Syntax for Self-Joins

Currently the link syntax to a many:one association resulting from a self-join, such as the Employees table's Employees:ReportsTo relationship is:

<Employees1 href="Employees[5]/Employees1" />
<Employees2 href="Employees[5]/Employees2" />

which doesn't express the relationship in a meaningful way.

Web3S Redux

I've just reread Sam Ruby's and Tim Bray's June 2007 posts on Web3S. Both Sam and Tim point out that Web3S is intended to be “the central data store in Windows Live for address book information. All Hotmail contacts, Messenger buddies and Spaces’ friends are recorded in Live Contacts." Astoria has no association whatsoever with Live Contacts and should not be saddled with its redefinition of the XML Infoset and lack of a schema.

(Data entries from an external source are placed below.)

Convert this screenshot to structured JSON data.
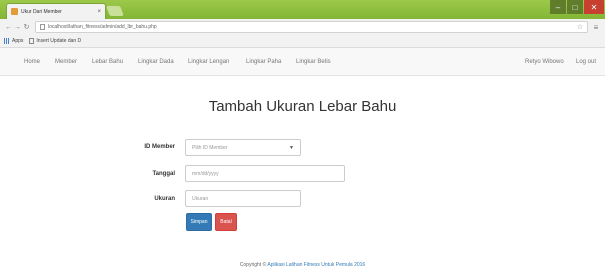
{
  "browser": {
    "tab_title": "Ukur Dari Member",
    "tab_close": "×",
    "url": "localhost/lathan_fitness/admin/add_lbr_bahu.php",
    "bookmarks": [
      "Apps",
      "Insert Update dan D"
    ]
  },
  "navbar": {
    "items": [
      "Home",
      "Member",
      "Lebar Bahu",
      "Lingkar Dada",
      "Lingkar Lengan",
      "Lingkar Paha",
      "Lingkar Betis"
    ],
    "user": "Retyo Wibowo",
    "logout": "Log out"
  },
  "page": {
    "title": "Tambah Ukuran Lebar Bahu"
  },
  "form": {
    "member_label": "ID Member",
    "member_placeholder": "Pilih ID Member",
    "date_label": "Tanggal",
    "date_placeholder": "mm/dd/yyyy",
    "size_label": "Ukuran",
    "size_placeholder": "Ukuran",
    "save_button": "Simpan",
    "cancel_button": "Batal"
  },
  "footer": {
    "prefix": "Copyright © ",
    "brand": "Aplikasi Latihan Fitness Untuk Pemula 2016"
  },
  "colors": {
    "chrome": "#8fbf3f",
    "primary": "#337ab7",
    "danger": "#d9534f"
  }
}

Web3S is not an IETF or W3C standard and probably never will be. Astoria lends no credence to Web3S as an "industry standard." Web3S requires support for a new HTTP verb, UPDATE. The chance of UPDATE being added to the HTTP protocol and of any network admin allowing it through a corporate firewall is infinitesimal. How many business networks permit PUT and DELETE from the outside (or inside)? Not many.

Tim suggests LDAP as a more appropriate protocol. Having had some experience with LDAP in the DSMLv2 and DSfW Beta 1 era, I don't see how anyone could call LDAP RESTful.